On that topic, children make good servers, past the age of eight or so, and they’re usually the ones hanging around with nothing to do, so make use of them.
Get some bread out on the table early. Bread is a good cheap way to take the edge of everyone’s hunger, so they don’t storm the kitchens when the first course is five minutes late. It also helps soothe fractious and fussy kids (except the gluten-intolerent ones) and guarantees that they get something to eat at least.
In general, actually running the event is the easy part. Make sure the door is manned and the money is being looked after; listen to people’s comments, especially about the food, and make sure the Head Cook is getting enough support so that people get fed before they start to flake. Balance the Tin Hats’ “requests” with some sense of reality, and don’t just do as you’re told all the time — that way lies chaos.
Finally, when the event is over, hand over to your take-down team, make sure the place is tidier than when you arrived, and be there to turn out the lights and lock the doors. Then go home and collapse for twelve hours.
Don’t leave the reporting too late. You will forget something! The next morning is ideal. I have run feasts at which I presented the Reeve with the final financial reports during the feast, because I had a laptop and a printer with me, but I’m a known showoff and you don’t need to emulate that. Although the look on Adair’s face made it all worthwhile…

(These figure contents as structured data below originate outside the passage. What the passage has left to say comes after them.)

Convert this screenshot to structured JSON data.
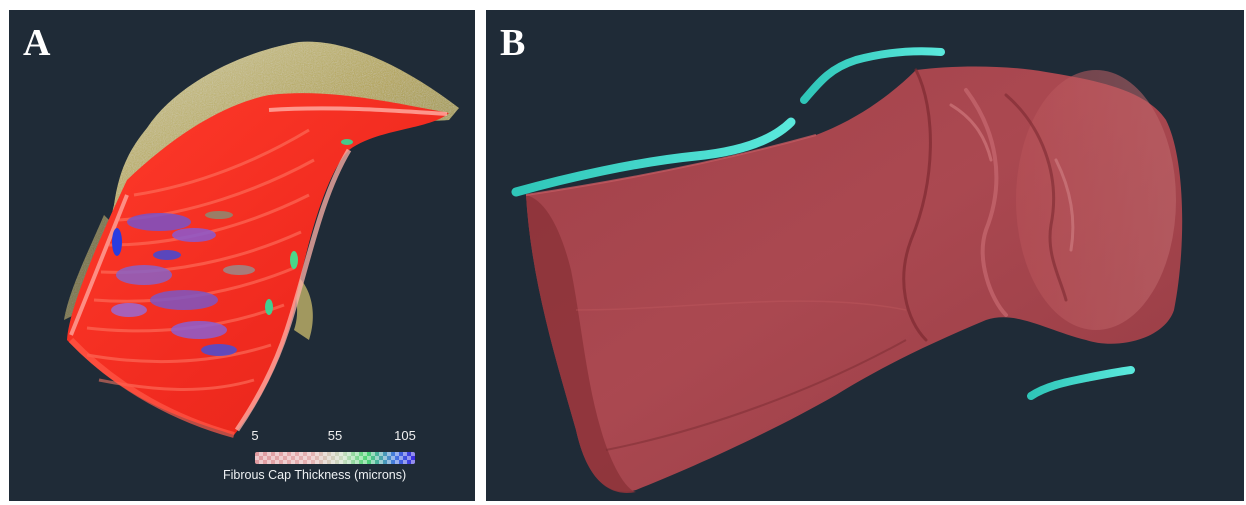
{
  "panels": {
    "a": {
      "label": "A",
      "colorbar": {
        "ticks": [
          "5",
          "55",
          "105"
        ],
        "title": "Fibrous Cap Thickness (microns)",
        "colors": [
          "#e9a0a5",
          "#f0b9b9",
          "#d2e6c8",
          "#50dc78",
          "#4678eb",
          "#3c28e6"
        ]
      }
    },
    "b": {
      "label": "B"
    }
  },
  "colors": {
    "background": "#1f2b37",
    "vessel_red": "#b8454b",
    "calcium_cyan": "#35d6c8",
    "plaque_yellow": "#c9b64a"
  }
}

Deposit all cheques immediately! Any cheque that has been sitting in your cashbox for more than a week should be considered suspect, because our populace are not all millionaires and unpresented cheques have a habit of bouncing if they’re forgotten about. Your doorkeepers, if they followed the advice above, will have written phone numbers on the back of each cheque; use them if necessary to confirm that the money’s still in the account if you’re late depositing them. Or better still, don’t be late depositing them.

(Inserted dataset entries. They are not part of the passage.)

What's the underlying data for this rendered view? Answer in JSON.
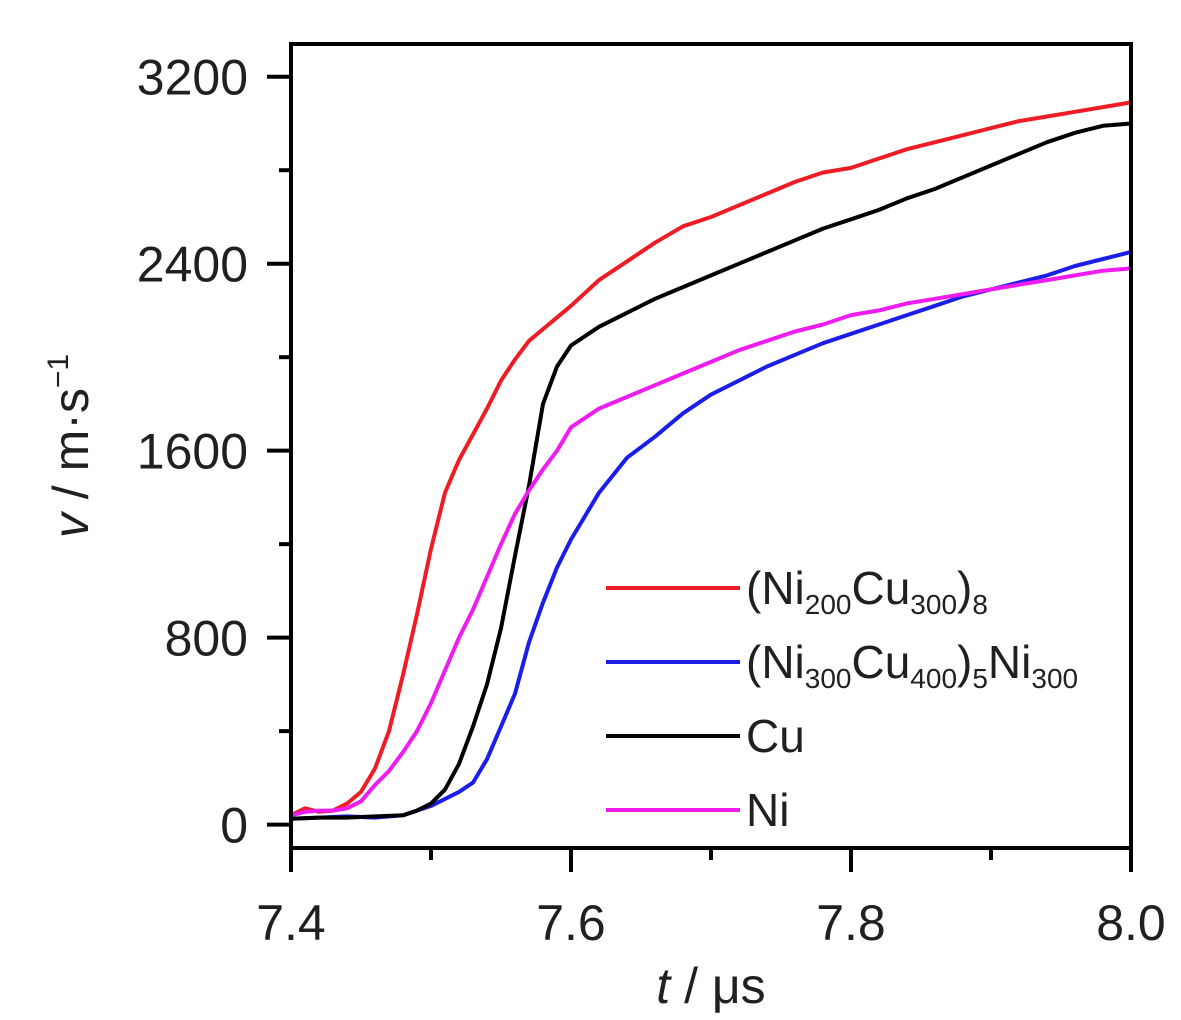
{
  "chart_data": {
    "type": "line",
    "title": "",
    "xlabel": {
      "var": "t",
      "unit": " / μs"
    },
    "ylabel": {
      "var": "v",
      "unit": " / m·s",
      "sup": "−1"
    },
    "xlim": [
      7.4,
      8.0
    ],
    "ylim": [
      -100,
      3340
    ],
    "xticks": [
      "7.4",
      "7.6",
      "7.8",
      "8.0"
    ],
    "yticks": [
      "0",
      "800",
      "1600",
      "2400",
      "3200"
    ],
    "legend_position": "bottom-right",
    "grid": false,
    "series": [
      {
        "name": "(Ni200Cu300)8",
        "legend_parts": [
          [
            "(Ni",
            ""
          ],
          [
            "200",
            "sub"
          ],
          [
            "Cu",
            ""
          ],
          [
            "300",
            "sub"
          ],
          [
            ")",
            ""
          ],
          [
            "8",
            "sub"
          ]
        ],
        "color": "#ee1c25",
        "x": [
          7.4,
          7.41,
          7.42,
          7.43,
          7.44,
          7.45,
          7.46,
          7.47,
          7.48,
          7.49,
          7.5,
          7.51,
          7.52,
          7.53,
          7.54,
          7.55,
          7.56,
          7.57,
          7.58,
          7.6,
          7.62,
          7.64,
          7.66,
          7.68,
          7.7,
          7.72,
          7.74,
          7.76,
          7.78,
          7.8,
          7.82,
          7.84,
          7.86,
          7.88,
          7.9,
          7.92,
          7.94,
          7.96,
          7.98,
          8.0
        ],
        "y": [
          40,
          70,
          55,
          60,
          90,
          140,
          240,
          400,
          640,
          900,
          1180,
          1420,
          1560,
          1670,
          1780,
          1900,
          1990,
          2070,
          2120,
          2220,
          2330,
          2410,
          2490,
          2560,
          2600,
          2650,
          2700,
          2750,
          2790,
          2810,
          2850,
          2890,
          2920,
          2950,
          2980,
          3010,
          3030,
          3050,
          3070,
          3090
        ]
      },
      {
        "name": "(Ni300Cu400)5Ni300",
        "legend_parts": [
          [
            "(Ni",
            ""
          ],
          [
            "300",
            "sub"
          ],
          [
            "Cu",
            ""
          ],
          [
            "400",
            "sub"
          ],
          [
            ")",
            ""
          ],
          [
            "5",
            "sub"
          ],
          [
            "Ni",
            ""
          ],
          [
            "300",
            "sub"
          ]
        ],
        "color": "#1b1ee8",
        "x": [
          7.4,
          7.42,
          7.44,
          7.46,
          7.48,
          7.5,
          7.51,
          7.52,
          7.53,
          7.54,
          7.55,
          7.56,
          7.57,
          7.58,
          7.59,
          7.6,
          7.62,
          7.64,
          7.66,
          7.68,
          7.7,
          7.72,
          7.74,
          7.76,
          7.78,
          7.8,
          7.82,
          7.84,
          7.86,
          7.88,
          7.9,
          7.92,
          7.94,
          7.96,
          7.98,
          8.0
        ],
        "y": [
          25,
          30,
          35,
          30,
          40,
          80,
          110,
          140,
          180,
          280,
          420,
          560,
          780,
          950,
          1100,
          1220,
          1420,
          1570,
          1660,
          1760,
          1840,
          1900,
          1960,
          2010,
          2060,
          2100,
          2140,
          2180,
          2220,
          2260,
          2290,
          2320,
          2350,
          2390,
          2420,
          2450
        ]
      },
      {
        "name": "Cu",
        "legend_parts": [
          [
            "Cu",
            ""
          ]
        ],
        "color": "#000000",
        "x": [
          7.4,
          7.42,
          7.44,
          7.46,
          7.48,
          7.49,
          7.5,
          7.51,
          7.52,
          7.53,
          7.54,
          7.55,
          7.56,
          7.57,
          7.58,
          7.59,
          7.6,
          7.62,
          7.64,
          7.66,
          7.68,
          7.7,
          7.72,
          7.74,
          7.76,
          7.78,
          7.8,
          7.82,
          7.84,
          7.86,
          7.88,
          7.9,
          7.92,
          7.94,
          7.96,
          7.98,
          8.0
        ],
        "y": [
          25,
          30,
          30,
          35,
          40,
          60,
          90,
          150,
          260,
          420,
          600,
          840,
          1150,
          1450,
          1800,
          1960,
          2050,
          2130,
          2190,
          2250,
          2300,
          2350,
          2400,
          2450,
          2500,
          2550,
          2590,
          2630,
          2680,
          2720,
          2770,
          2820,
          2870,
          2920,
          2960,
          2990,
          3000
        ]
      },
      {
        "name": "Ni",
        "legend_parts": [
          [
            "Ni",
            ""
          ]
        ],
        "color": "#ee1cee",
        "x": [
          7.4,
          7.41,
          7.42,
          7.43,
          7.44,
          7.45,
          7.46,
          7.47,
          7.48,
          7.49,
          7.5,
          7.51,
          7.52,
          7.53,
          7.54,
          7.55,
          7.56,
          7.57,
          7.58,
          7.59,
          7.6,
          7.62,
          7.64,
          7.66,
          7.68,
          7.7,
          7.72,
          7.74,
          7.76,
          7.78,
          7.8,
          7.82,
          7.84,
          7.86,
          7.88,
          7.9,
          7.92,
          7.94,
          7.96,
          7.98,
          8.0
        ],
        "y": [
          40,
          55,
          60,
          60,
          70,
          100,
          170,
          230,
          310,
          400,
          520,
          660,
          800,
          920,
          1060,
          1200,
          1330,
          1430,
          1520,
          1600,
          1700,
          1780,
          1830,
          1880,
          1930,
          1980,
          2030,
          2070,
          2110,
          2140,
          2180,
          2200,
          2230,
          2250,
          2270,
          2290,
          2310,
          2330,
          2350,
          2370,
          2380
        ]
      }
    ]
  }
}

Get the deposit back from the venue and make sure everything was tidied up to their satisfaction.
Present all receipts, receipt books, takings and sundry other financial details to the reeve, along with a financial report explaining everything you spent (expenses), all money you took in (income) and the precise difference between the two totals (profit or loss). Remember to count the venue deposit twice — once as an expense when you paid it, and once as income when you get it back.

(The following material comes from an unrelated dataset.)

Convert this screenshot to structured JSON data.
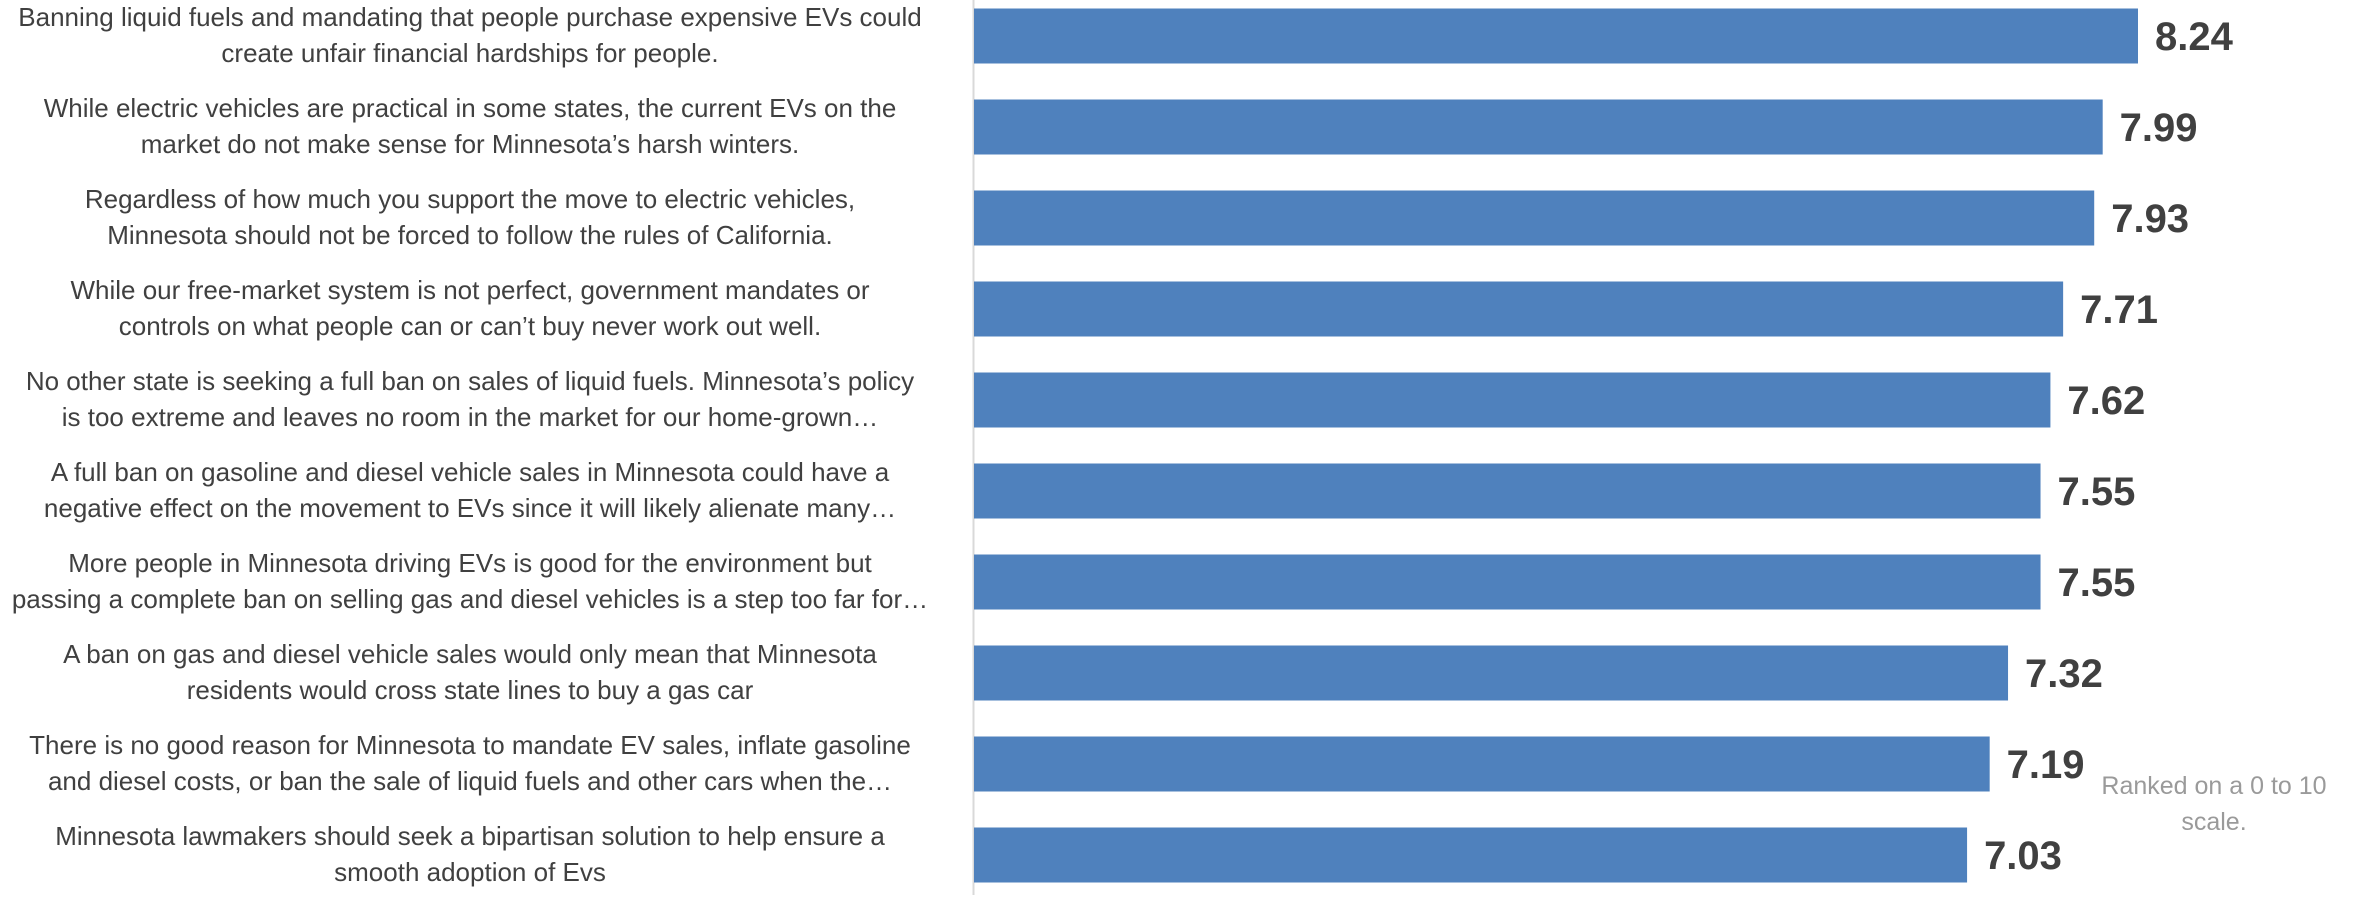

Present a Feast Steward’s Report to the seneschal, the B&B and the reeve: include the basic stats (members/non-members attending, income, expenditure, budget-vs-actual figures) all in summary, and talk about what went right or wrong, what you learned that might be of interest to future stewards, and so on. If you want, you can probably get copies of past reports from the seneschal so you can see what you should say, although I’ve never bothered.
Oh, and don’t forget to thank everyone who helped.
And that’s about it. Follow these instructions and I’m reasonably sure you won’t hurt yourself or get executed for treason. In fact, if you do get executed for treason as a result of following these instructions, I will personally apologise to your next of kin upon receipt of a death certificate. You can’t get a better offer than that!